Usage metering and cost enforcement per tenant for LLM applications.
Project description
token-limit
Usage metering and cost enforcement for LLM calls, built for multi-tenant B2B applications.
One call instruments every OpenAI, Anthropic, Google AI, DeepSeek, and OpenRouter request — no changes required in your LLM call sites.
Installation
Install the base package, then add extras only for the providers you use:
# Core package (no provider SDKs included)
pip install token-limit
# With specific provider support
pip install token-limit[openai] # OpenAI + DeepSeek + OpenRouter
pip install token-limit[anthropic] # Anthropic Claude
pip install token-limit[google] # Google AI (Gemini)
# Everything at once
pip install token-limit[all]
Note: Provider extras install the corresponding official SDK as a dependency (
openai,anthropic,google-genai). If you already have these SDKs pinned in your project, installing the extras is still safe — they will not downgrade your existing versions.
How it works
token-limit monkey-patches the official provider SDKs at startup. Every LLM call your application makes is automatically intercepted, token usage is extracted from the response, and a lightweight event is queued and batched to your backend ingest endpoint in the background. Your LLM calls are never blocked or slowed down.

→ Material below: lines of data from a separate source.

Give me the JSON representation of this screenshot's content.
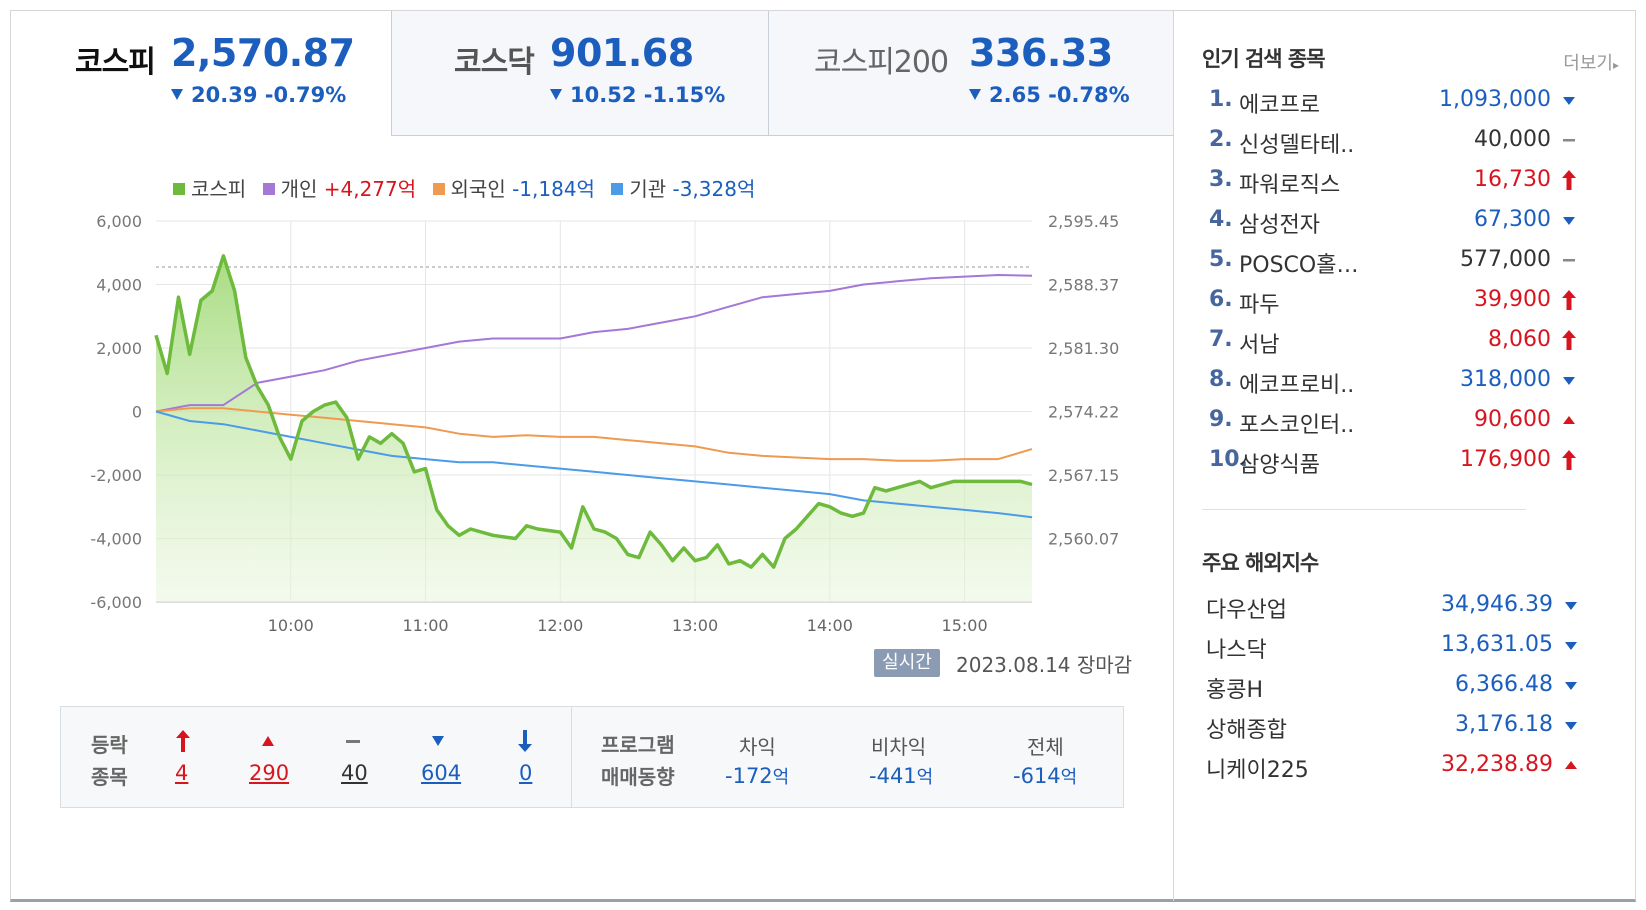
{
  "tabs": [
    {
      "name": "코스피",
      "value": "2,570.87",
      "change": "20.39 -0.79%"
    },
    {
      "name": "코스닥",
      "value": "901.68",
      "change": "10.52 -1.15%"
    },
    {
      "name": "코스피200",
      "value": "336.33",
      "change": "2.65 -0.78%"
    }
  ],
  "legend": [
    {
      "label": "코스피",
      "value": "",
      "color": "#6dba3c"
    },
    {
      "label": "개인",
      "value": "+4,277억",
      "value_color": "#d7151f",
      "color": "#a577d6"
    },
    {
      "label": "외국인",
      "value": "-1,184억",
      "value_color": "#1b5ebe",
      "color": "#f09a4f"
    },
    {
      "label": "기관",
      "value": "-3,328억",
      "value_color": "#1b5ebe",
      "color": "#4b9be8"
    }
  ],
  "chart_data": {
    "type": "line",
    "x_ticks": [
      "10:00",
      "11:00",
      "12:00",
      "13:00",
      "14:00",
      "15:00"
    ],
    "x_range": [
      "09:00",
      "15:30"
    ],
    "ylim_left": [
      -6000,
      6000
    ],
    "ylim_right": [
      2560.07,
      2595.45
    ],
    "left_ticks": [
      "6,000",
      "4,000",
      "2,000",
      "0",
      "-2,000",
      "-4,000",
      "-6,000"
    ],
    "right_ticks": [
      "2,595.45",
      "2,588.37",
      "2,581.30",
      "2,574.22",
      "2,567.15",
      "2,560.07"
    ],
    "reference_line": 4550,
    "series": [
      {
        "name": "코스피",
        "color": "#6dba3c",
        "area": true,
        "x": [
          "09:00",
          "09:05",
          "09:10",
          "09:15",
          "09:20",
          "09:25",
          "09:30",
          "09:35",
          "09:40",
          "09:45",
          "09:50",
          "09:55",
          "10:00",
          "10:05",
          "10:10",
          "10:15",
          "10:20",
          "10:25",
          "10:30",
          "10:35",
          "10:40",
          "10:45",
          "10:50",
          "10:55",
          "11:00",
          "11:05",
          "11:10",
          "11:15",
          "11:20",
          "11:30",
          "11:40",
          "11:45",
          "11:50",
          "12:00",
          "12:05",
          "12:10",
          "12:15",
          "12:20",
          "12:25",
          "12:30",
          "12:35",
          "12:40",
          "12:45",
          "12:50",
          "12:55",
          "13:00",
          "13:05",
          "13:10",
          "13:15",
          "13:20",
          "13:25",
          "13:30",
          "13:35",
          "13:40",
          "13:45",
          "13:50",
          "13:55",
          "14:00",
          "14:05",
          "14:10",
          "14:15",
          "14:20",
          "14:25",
          "14:30",
          "14:35",
          "14:40",
          "14:45",
          "14:50",
          "14:55",
          "15:00",
          "15:05",
          "15:10",
          "15:15",
          "15:20",
          "15:25",
          "15:30"
        ],
        "values": [
          2400,
          1200,
          3600,
          1800,
          3500,
          3800,
          4900,
          3800,
          1700,
          800,
          200,
          -800,
          -1500,
          -300,
          0,
          200,
          300,
          -200,
          -1500,
          -800,
          -1000,
          -700,
          -1000,
          -1900,
          -1800,
          -3100,
          -3600,
          -3900,
          -3700,
          -3900,
          -4000,
          -3600,
          -3700,
          -3800,
          -4300,
          -3000,
          -3700,
          -3800,
          -4000,
          -4500,
          -4600,
          -3800,
          -4200,
          -4700,
          -4300,
          -4700,
          -4600,
          -4200,
          -4800,
          -4700,
          -4900,
          -4500,
          -4900,
          -4000,
          -3700,
          -3300,
          -2900,
          -3000,
          -3200,
          -3300,
          -3200,
          -2400,
          -2500,
          -2400,
          -2300,
          -2200,
          -2400,
          -2300,
          -2200,
          -2200,
          -2200,
          -2200,
          -2200,
          -2200,
          -2200,
          -2300
        ]
      },
      {
        "name": "개인",
        "color": "#a577d6",
        "x": [
          "09:00",
          "09:15",
          "09:30",
          "09:45",
          "10:00",
          "10:15",
          "10:30",
          "10:45",
          "11:00",
          "11:15",
          "11:30",
          "11:45",
          "12:00",
          "12:15",
          "12:30",
          "12:45",
          "13:00",
          "13:15",
          "13:30",
          "13:45",
          "14:00",
          "14:15",
          "14:30",
          "14:45",
          "15:00",
          "15:15",
          "15:30"
        ],
        "values": [
          0,
          200,
          200,
          900,
          1100,
          1300,
          1600,
          1800,
          2000,
          2200,
          2300,
          2300,
          2300,
          2500,
          2600,
          2800,
          3000,
          3300,
          3600,
          3700,
          3800,
          4000,
          4100,
          4200,
          4250,
          4300,
          4277
        ]
      },
      {
        "name": "외국인",
        "color": "#f09a4f",
        "x": [
          "09:00",
          "09:15",
          "09:30",
          "09:45",
          "10:00",
          "10:15",
          "10:30",
          "10:45",
          "11:00",
          "11:15",
          "11:30",
          "11:45",
          "12:00",
          "12:15",
          "12:30",
          "12:45",
          "13:00",
          "13:15",
          "13:30",
          "13:45",
          "14:00",
          "14:15",
          "14:30",
          "14:45",
          "15:00",
          "15:15",
          "15:30"
        ],
        "values": [
          0,
          100,
          100,
          0,
          -100,
          -200,
          -300,
          -400,
          -500,
          -700,
          -800,
          -750,
          -800,
          -800,
          -900,
          -1000,
          -1100,
          -1300,
          -1400,
          -1450,
          -1500,
          -1500,
          -1550,
          -1550,
          -1500,
          -1500,
          -1184
        ]
      },
      {
        "name": "기관",
        "color": "#4b9be8",
        "x": [
          "09:00",
          "09:15",
          "09:30",
          "09:45",
          "10:00",
          "10:15",
          "10:30",
          "10:45",
          "11:00",
          "11:15",
          "11:30",
          "11:45",
          "12:00",
          "12:15",
          "12:30",
          "12:45",
          "13:00",
          "13:15",
          "13:30",
          "13:45",
          "14:00",
          "14:15",
          "14:30",
          "14:45",
          "15:00",
          "15:15",
          "15:30"
        ],
        "values": [
          0,
          -300,
          -400,
          -600,
          -800,
          -1000,
          -1200,
          -1400,
          -1500,
          -1600,
          -1600,
          -1700,
          -1800,
          -1900,
          -2000,
          -2100,
          -2200,
          -2300,
          -2400,
          -2500,
          -2600,
          -2800,
          -2900,
          -3000,
          -3100,
          -3200,
          -3328
        ]
      }
    ]
  },
  "chart_footer": {
    "realtime_label": "실시간",
    "date": "2023.08.14 장마감"
  },
  "stats": {
    "label_line1": "등락",
    "label_line2": "종목",
    "items": [
      {
        "icon": "upper-limit-icon",
        "count": "4",
        "color": "#d7151f"
      },
      {
        "icon": "rise-icon",
        "count": "290",
        "color": "#d7151f"
      },
      {
        "icon": "unchanged-icon",
        "count": "40",
        "color": "#333333"
      },
      {
        "icon": "fall-icon",
        "count": "604",
        "color": "#1b5ebe"
      },
      {
        "icon": "lower-limit-icon",
        "count": "0",
        "color": "#1b5ebe"
      }
    ],
    "program_line1": "프로그램",
    "program_line2": "매매동향",
    "program": [
      {
        "head": "차익",
        "value": "-172",
        "unit": "억"
      },
      {
        "head": "비차익",
        "value": "-441",
        "unit": "억"
      },
      {
        "head": "전체",
        "value": "-614",
        "unit": "억"
      }
    ]
  },
  "hot": {
    "title": "인기 검색 종목",
    "more": "더보기",
    "items": [
      {
        "rank": "1.",
        "name": "에코프로",
        "price": "1,093,000",
        "dir": "down"
      },
      {
        "rank": "2.",
        "name": "신성델타테..",
        "price": "40,000",
        "dir": "flat"
      },
      {
        "rank": "3.",
        "name": "파워로직스",
        "price": "16,730",
        "dir": "limitup"
      },
      {
        "rank": "4.",
        "name": "삼성전자",
        "price": "67,300",
        "dir": "down"
      },
      {
        "rank": "5.",
        "name": "POSCO홀…",
        "price": "577,000",
        "dir": "flat"
      },
      {
        "rank": "6.",
        "name": "파두",
        "price": "39,900",
        "dir": "limitup"
      },
      {
        "rank": "7.",
        "name": "서남",
        "price": "8,060",
        "dir": "limitup"
      },
      {
        "rank": "8.",
        "name": "에코프로비..",
        "price": "318,000",
        "dir": "down"
      },
      {
        "rank": "9.",
        "name": "포스코인터..",
        "price": "90,600",
        "dir": "up"
      },
      {
        "rank": "10.",
        "name": "삼양식품",
        "price": "176,900",
        "dir": "limitup"
      }
    ]
  },
  "world": {
    "title": "주요 해외지수",
    "items": [
      {
        "name": "다우산업",
        "value": "34,946.39",
        "dir": "down"
      },
      {
        "name": "나스닥",
        "value": "13,631.05",
        "dir": "down"
      },
      {
        "name": "홍콩H",
        "value": "6,366.48",
        "dir": "down"
      },
      {
        "name": "상해종합",
        "value": "3,176.18",
        "dir": "down"
      },
      {
        "name": "니케이225",
        "value": "32,238.89",
        "dir": "up"
      }
    ]
  }
}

Your code → [patched SDK] → LLM provider
↓
LLMEvent captured
↓
EventQueue (in-memory, daemon thread)
↓ (every 5s or 50 events)
POST /v1/ingest → Your backend → Dashboard
1. Initialize once at application startup
from token_limit import Meter, MeterConfig
meter = Meter(MeterConfig(
api_key="sk-...", # Your TokenLimit API key
))
meter.patch_all() # patches OpenAI, Anthropic, Google, DeepSeek — all at once
2. Tag requests per tenant
Use the context manager to scope a block of LLM calls to a tenant. Thread-safe and async-safe via contextvars — concurrent requests with different tenants are fully isolated.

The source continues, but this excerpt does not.